Mit dem Smartphone gegen Janukowitsch
Zwei Schreibtische, zwei Laptops, eine Pappwand. Es ist eine spärliche Kulisse, vor der eine der wichtigsten Aussagen der Proteste in der Ukraine gefallen ist. Mitte Januar sagte Oppositionspolitiker Vitali Klitschko im ukrainischen Web-Sender Hromadske.tv, er schließe einen Bürgerkrieg nicht mehr aus. Der Satz – und damit auch Hromadske.tv – schaffte es in fast alle großen deutschen Medien, der Sender ist seitdem zu einer Art Leitmedium der Maidan-Proteste geworden.
Hromadske.tv ist ein Zusammenschluss von rund 30 Journalisten. Sie alle kommen von etablierten
Medien, die in der Ukraine staatlich oder in der Hand von Oligarchen sind. „Wir hatten die Nase voll von Gängelung und Zensur und waren uns einig, dass in der Ukraine ein unabhängiges Medium fehlt“, erinnert sich Mitbegründerin Natalija Gumenjuk an den vergangenen Sommer, als sie mit ein paar Kollegen eine Etage eines Kiewer Bürokomplexes bezog. Drei Kameras, ein paar Smartphones und Laptops – das musste reichen, um gegen die Übermacht der etablierten Medien anzutreten.

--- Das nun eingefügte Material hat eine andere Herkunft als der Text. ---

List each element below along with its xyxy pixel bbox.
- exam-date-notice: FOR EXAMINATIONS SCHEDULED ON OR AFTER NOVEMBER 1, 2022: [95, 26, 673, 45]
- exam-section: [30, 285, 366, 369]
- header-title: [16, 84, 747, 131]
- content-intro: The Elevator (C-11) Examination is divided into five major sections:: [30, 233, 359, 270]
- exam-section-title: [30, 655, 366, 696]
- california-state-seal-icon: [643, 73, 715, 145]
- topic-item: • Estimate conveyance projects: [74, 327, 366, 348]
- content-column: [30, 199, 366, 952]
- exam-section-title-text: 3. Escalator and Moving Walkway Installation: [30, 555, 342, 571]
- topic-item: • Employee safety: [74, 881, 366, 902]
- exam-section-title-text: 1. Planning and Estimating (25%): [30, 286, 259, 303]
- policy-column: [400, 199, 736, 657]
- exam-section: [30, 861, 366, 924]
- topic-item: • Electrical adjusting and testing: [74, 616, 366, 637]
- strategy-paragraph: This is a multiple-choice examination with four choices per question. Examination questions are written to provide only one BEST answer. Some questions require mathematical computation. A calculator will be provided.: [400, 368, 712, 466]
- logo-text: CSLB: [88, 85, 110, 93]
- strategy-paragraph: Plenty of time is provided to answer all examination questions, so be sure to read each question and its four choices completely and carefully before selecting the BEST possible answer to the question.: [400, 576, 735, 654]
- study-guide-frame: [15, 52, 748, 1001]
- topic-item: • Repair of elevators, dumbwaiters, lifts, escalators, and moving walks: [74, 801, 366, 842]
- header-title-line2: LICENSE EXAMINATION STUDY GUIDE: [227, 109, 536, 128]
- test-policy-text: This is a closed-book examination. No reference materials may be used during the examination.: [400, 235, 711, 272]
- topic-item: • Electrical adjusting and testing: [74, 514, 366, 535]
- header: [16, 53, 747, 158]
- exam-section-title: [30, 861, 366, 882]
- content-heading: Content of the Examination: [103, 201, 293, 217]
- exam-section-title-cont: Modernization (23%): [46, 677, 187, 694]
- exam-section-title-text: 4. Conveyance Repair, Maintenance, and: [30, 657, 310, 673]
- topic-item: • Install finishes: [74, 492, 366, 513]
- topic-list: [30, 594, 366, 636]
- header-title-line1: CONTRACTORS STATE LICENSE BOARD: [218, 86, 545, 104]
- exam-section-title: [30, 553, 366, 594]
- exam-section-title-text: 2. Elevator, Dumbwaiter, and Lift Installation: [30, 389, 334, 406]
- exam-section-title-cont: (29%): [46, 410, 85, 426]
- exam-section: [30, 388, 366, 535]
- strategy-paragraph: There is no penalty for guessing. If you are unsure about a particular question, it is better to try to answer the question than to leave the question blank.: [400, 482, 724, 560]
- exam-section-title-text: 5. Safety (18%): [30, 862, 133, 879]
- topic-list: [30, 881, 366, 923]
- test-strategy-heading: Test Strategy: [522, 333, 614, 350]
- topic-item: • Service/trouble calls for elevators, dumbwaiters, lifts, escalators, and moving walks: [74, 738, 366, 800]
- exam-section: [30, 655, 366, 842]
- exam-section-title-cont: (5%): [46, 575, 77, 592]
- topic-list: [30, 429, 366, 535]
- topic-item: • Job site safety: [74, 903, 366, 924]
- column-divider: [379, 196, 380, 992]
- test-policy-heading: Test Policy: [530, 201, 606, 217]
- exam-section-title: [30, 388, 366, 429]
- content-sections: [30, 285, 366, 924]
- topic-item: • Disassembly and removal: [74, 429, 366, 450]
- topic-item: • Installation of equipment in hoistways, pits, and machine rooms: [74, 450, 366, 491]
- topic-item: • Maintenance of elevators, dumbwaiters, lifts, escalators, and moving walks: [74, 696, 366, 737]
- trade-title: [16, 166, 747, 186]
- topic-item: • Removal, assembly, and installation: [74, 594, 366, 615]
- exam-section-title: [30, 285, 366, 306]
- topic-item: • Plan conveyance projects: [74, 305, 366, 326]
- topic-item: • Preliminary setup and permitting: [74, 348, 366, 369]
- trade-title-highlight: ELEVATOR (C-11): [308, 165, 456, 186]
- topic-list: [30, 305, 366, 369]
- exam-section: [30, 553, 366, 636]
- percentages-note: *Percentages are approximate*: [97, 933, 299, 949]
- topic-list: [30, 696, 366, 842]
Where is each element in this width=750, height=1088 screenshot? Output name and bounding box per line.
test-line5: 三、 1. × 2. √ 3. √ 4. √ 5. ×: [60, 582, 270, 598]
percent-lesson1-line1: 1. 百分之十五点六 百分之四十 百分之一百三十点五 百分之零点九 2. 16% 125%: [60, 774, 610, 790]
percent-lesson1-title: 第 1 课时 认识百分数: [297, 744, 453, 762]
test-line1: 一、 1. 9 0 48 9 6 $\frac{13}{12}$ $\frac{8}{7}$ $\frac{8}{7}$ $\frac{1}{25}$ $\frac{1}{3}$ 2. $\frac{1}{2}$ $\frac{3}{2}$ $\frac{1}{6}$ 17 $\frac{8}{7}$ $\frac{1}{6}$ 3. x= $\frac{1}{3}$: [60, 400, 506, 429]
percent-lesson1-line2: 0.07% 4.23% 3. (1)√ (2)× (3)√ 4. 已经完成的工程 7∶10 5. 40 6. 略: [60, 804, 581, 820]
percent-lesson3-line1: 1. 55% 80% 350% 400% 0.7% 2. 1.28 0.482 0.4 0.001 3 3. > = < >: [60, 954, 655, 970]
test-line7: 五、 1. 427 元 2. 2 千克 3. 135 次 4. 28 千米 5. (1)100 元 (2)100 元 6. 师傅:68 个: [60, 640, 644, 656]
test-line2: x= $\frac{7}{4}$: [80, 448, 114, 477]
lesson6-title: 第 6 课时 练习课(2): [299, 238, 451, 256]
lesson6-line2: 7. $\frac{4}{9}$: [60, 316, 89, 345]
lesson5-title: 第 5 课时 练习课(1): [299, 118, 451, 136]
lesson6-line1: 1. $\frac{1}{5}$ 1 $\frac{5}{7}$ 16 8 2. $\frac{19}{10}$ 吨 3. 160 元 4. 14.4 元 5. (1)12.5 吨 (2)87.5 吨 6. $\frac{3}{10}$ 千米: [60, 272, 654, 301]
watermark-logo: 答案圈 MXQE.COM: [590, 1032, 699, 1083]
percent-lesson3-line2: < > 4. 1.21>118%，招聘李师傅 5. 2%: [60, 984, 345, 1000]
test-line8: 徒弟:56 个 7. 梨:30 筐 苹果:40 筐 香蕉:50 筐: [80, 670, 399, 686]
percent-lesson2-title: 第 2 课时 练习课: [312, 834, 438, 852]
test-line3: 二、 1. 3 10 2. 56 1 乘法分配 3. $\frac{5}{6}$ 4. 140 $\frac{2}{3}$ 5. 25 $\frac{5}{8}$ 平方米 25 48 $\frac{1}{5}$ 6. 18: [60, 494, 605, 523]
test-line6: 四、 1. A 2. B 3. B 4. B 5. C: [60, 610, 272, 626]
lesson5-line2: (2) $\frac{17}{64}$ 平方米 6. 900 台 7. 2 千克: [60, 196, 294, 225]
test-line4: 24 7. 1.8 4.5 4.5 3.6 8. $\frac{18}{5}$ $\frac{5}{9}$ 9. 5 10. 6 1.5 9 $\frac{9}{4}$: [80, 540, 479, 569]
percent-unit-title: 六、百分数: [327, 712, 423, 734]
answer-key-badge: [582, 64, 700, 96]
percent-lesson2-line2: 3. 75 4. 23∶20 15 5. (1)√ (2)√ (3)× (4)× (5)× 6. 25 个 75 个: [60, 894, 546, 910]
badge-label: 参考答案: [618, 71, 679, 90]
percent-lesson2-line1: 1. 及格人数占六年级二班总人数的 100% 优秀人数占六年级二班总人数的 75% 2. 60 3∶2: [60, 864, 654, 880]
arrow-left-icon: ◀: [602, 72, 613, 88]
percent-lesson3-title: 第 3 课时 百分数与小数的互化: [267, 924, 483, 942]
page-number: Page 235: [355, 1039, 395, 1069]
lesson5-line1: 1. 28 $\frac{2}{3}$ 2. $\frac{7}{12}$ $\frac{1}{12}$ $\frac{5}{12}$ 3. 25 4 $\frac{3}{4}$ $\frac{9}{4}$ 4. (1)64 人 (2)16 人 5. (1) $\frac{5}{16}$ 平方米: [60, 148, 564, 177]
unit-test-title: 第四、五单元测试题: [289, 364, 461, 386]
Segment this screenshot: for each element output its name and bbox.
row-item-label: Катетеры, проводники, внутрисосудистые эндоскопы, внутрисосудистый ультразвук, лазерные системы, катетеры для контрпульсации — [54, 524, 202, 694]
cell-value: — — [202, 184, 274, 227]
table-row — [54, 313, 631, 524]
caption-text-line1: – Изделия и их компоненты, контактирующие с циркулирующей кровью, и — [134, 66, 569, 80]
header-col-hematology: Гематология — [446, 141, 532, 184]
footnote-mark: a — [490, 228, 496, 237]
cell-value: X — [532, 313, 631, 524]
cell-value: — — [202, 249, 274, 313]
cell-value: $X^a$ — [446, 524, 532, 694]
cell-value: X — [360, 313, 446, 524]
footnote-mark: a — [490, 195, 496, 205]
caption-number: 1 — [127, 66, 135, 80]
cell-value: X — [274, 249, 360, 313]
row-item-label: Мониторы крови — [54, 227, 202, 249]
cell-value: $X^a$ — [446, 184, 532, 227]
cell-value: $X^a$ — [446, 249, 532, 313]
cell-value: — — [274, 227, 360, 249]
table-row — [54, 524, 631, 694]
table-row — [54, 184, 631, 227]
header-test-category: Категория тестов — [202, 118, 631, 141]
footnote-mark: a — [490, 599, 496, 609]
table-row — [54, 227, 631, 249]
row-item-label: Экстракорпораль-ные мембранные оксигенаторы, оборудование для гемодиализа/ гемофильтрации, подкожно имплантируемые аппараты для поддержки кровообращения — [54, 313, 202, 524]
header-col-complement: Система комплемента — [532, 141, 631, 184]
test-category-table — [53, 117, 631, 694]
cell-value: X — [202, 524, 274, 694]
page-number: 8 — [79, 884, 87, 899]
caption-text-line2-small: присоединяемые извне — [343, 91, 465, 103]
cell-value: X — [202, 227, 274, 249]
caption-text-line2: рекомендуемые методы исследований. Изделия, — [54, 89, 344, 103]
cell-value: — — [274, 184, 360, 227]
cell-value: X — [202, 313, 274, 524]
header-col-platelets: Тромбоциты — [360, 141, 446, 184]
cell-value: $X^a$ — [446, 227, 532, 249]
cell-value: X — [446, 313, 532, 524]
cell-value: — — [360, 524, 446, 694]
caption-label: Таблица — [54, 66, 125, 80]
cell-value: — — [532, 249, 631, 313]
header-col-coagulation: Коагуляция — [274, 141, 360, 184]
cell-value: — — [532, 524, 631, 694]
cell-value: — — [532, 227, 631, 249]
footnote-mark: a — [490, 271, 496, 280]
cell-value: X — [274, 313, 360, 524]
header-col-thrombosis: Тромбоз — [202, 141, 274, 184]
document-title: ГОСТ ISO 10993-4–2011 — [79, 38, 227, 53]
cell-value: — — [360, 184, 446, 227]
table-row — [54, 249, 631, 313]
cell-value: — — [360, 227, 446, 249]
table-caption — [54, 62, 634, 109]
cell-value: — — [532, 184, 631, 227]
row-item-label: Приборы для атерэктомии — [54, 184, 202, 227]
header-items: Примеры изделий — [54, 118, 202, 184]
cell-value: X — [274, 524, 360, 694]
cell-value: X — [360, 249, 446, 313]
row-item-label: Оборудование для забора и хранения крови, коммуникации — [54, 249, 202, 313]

„Wir haben durch die Proteste eine Art Kick bekommen.“
An diesem Tag war noch nicht abzusehen, wie passend das Timing der Hromadske.tv-Macher war. „Wir haben keine offizielle Sendelizenz bekommen und mussten deshalb ins Internet ausweichen“, sagt Gumenjuk. Die Notlösung entpuppte sich spätestens Ende November als Vorteil. Denn nachdem Präsident Wiktor Janukowitsch die EU in Vilnius vor den Kopf gestoßen und das geplante Assoziierungsabkommen auf Eis gelegt hatte, schlugen die ersten Demonstranten ihre Zelte auf dem Maidan auf, und Hromadske.tv war von Anfang an dabei. „Wir haben durch die Proteste eine Art Kick bekommen. An dem Tag, als der Maidan gewaltsam geräumt wurde, haben über eine Million Menschen unsere Sendungen angeklickt“, erzählt Gumenjuk.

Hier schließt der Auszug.